Updated on 08/04/2016 5:06PM

New York bill might bar state residents from online handicapping contests


A bill signed Thursday by New York Gov. Andrew Cuomo legalizing online daily fantasy sports contests in the state but prohibiting the same contests for horse racing is raising concerns about the future of online horse-racing activities in New York.

The bill, which will allow New York residents to enter contests on popular fantasy sites such as FanDuel and DraftKings, contains a prohibition on “DFS contests” for horse racing and collegiate sports events. While racing officials contacted Thursday said they were still uncertain about the impact of the language, several said they believed that the language would prohibit racing-related fantasy-contest operators such as Derby Wars from doing business with New York residents.

The language has also led the operators of online handicapping tournaments to seek legal advice about whether the provision would mean blocking New York residents from the contests.

Daily Racing Form Inc. is a leading host of online handicapping tournaments in the U.S. and runs the official online qualifying site for the National Handicapping Championship. Ken Kirchner, the senior vice president for DRF Tournaments, said he could not comment on the New York bill until the company had a chance to assess the impact of the racing-related language.

In addition to DRF, many account-wagering operators and racetracks host online tournaments, though many only reach the local population.

Keith Chamblin, the chief operating officer of the NTRA, which administers the NHC, said the association does not know how the law will impact online tournaments but noted that the association requires that “all NHC qualifiers be conducted in accordance with all state and federal laws.”

“How the New York Daily Fantasy Sports Law will impact online horse-racing contests remains to be seen,” Chamblin said. “Each contest operator must make that determination for itself.”

Several racing executives in New York who spoke on the condition of anonymity because of the uncertainty created by the language said they did not believe the provision would prevent New York residents from participating in online handicapping tournaments as long as cash prizes were not given out daily, as is the case with FanDuel and DraftKings. However, they did say that Derby Wars and sites like it would likely have trouble operating in New York under the new law.
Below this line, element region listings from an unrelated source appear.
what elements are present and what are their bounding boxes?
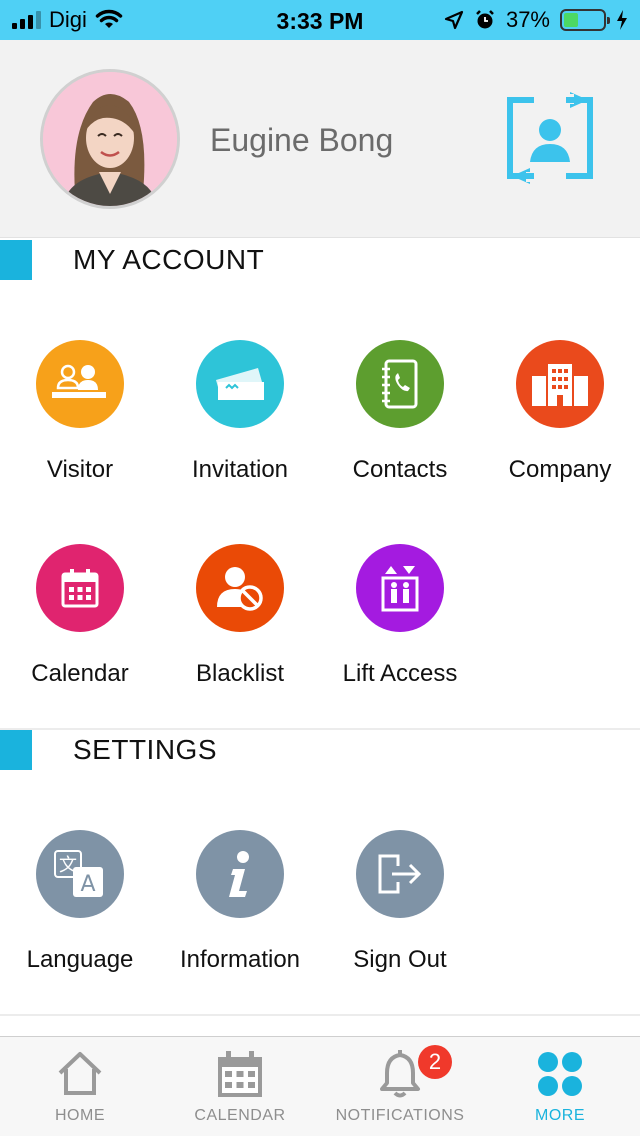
- battery-level: [564, 13, 579, 27]
- sign-out-label: Sign Out: [353, 946, 447, 973]
- section-my-account: MY ACCOUNT: [0, 240, 640, 280]
- contacts-button[interactable]: Contacts: [320, 340, 480, 510]
- language-icon: 文 A: [36, 830, 124, 918]
- status-bar: Digi 3:33 PM 37%: [0, 0, 640, 40]
- section-title: MY ACCOUNT: [73, 244, 265, 275]
- visitor-icon: [36, 340, 124, 428]
- battery-icon: [560, 9, 610, 31]
- home-icon: [58, 1052, 102, 1095]
- visitor-button[interactable]: Visitor: [0, 340, 160, 510]
- company-button[interactable]: Company: [480, 340, 640, 510]
- calendar-icon: [36, 544, 124, 632]
- tab-calendar[interactable]: CALENDAR: [160, 1037, 320, 1136]
- profile-header: Eugine Bong: [0, 40, 640, 238]
- alarm-icon: [476, 10, 494, 29]
- information-label: Information: [179, 946, 301, 973]
- location-icon: [444, 10, 464, 30]
- status-right: 37%: [444, 0, 628, 40]
- sign-out-button[interactable]: Sign Out: [320, 830, 480, 1000]
- tab-notifications[interactable]: 2 NOTIFICATIONS: [320, 1037, 480, 1136]
- information-button[interactable]: Information: [160, 830, 320, 1000]
- bell-icon: [380, 1050, 420, 1098]
- blacklist-button[interactable]: Blacklist: [160, 544, 320, 714]
- blacklist-label: Blacklist: [195, 660, 285, 687]
- user-name: Eugine Bong: [210, 122, 394, 158]
- more-icon: [538, 1052, 582, 1096]
- tab-home-label: HOME: [55, 1107, 105, 1124]
- sign-out-icon: [356, 830, 444, 918]
- section-marker: [0, 240, 32, 280]
- battery-percent: 37%: [505, 7, 550, 32]
- svg-text:A: A: [80, 872, 95, 897]
- notification-badge: 2: [418, 1045, 452, 1079]
- language-button[interactable]: 文 A Language: [0, 830, 160, 1000]
- tab-more-label: MORE: [535, 1107, 585, 1124]
- lift-access-label: Lift Access: [342, 660, 458, 687]
- visitor-label: Visitor: [46, 456, 114, 483]
- calendar-label: Calendar: [31, 660, 129, 687]
- company-label: Company: [508, 456, 612, 483]
- company-icon: [516, 340, 604, 428]
- lift-access-icon: [356, 544, 444, 632]
- information-icon: [196, 830, 284, 918]
- section-divider: [0, 1014, 640, 1016]
- switch-account-icon[interactable]: [504, 90, 596, 186]
- tab-home[interactable]: HOME: [0, 1037, 160, 1136]
- section-title: SETTINGS: [73, 734, 218, 765]
- section-marker: [0, 730, 32, 770]
- invitation-button[interactable]: Invitation: [160, 340, 320, 510]
- bottom-tab-bar: HOME CALENDAR 2 NOTIFICATIONS MORE: [0, 1036, 640, 1136]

Mark Midland, the co-founder and chief executive of Derby Wars, did not return a phone call Thursday. Although a small business, Derby Wars operates the most popular Internet site for racing fantasy contests.

Late last year, The Stronach Group, a racing company that owns racetracks and an account-wagering operation, sued Derby Wars, claiming that the site did not properly compensate racetracks for using their races as a basis for payouts. The suit remains unresolved.

Joe Faraldo, the president of the Standardbred Owners of New York, said that harness-racing interests had pressed for a provision in the bill that would require racing fantasy sites to pay 3 percent of the gross revenue from any contests that used New York content to Standardbred and Thoroughbred industries in the state. Faraldo said that Midland of Derby Wars agreed to that provision just as the bill’s language was being finalized.

However, just prior to the bill being introduced, representatives of offtrack betting companies then pressed legislators to add another provision that would require racing fantasy sites to also pay 5 percent of the gross as a source-market fee to the OTB in the customer’s market area, Faraldo said. That led Midland to withdraw his support for any payments to the racing industry, and legislators then inserted the ban on racing fantasy sites, Faraldo said.

“I thought we had a deal that everyone can live with,” Faraldo said. “I tried to talk the legislators out of the market-origin fees but couldn’t do it.”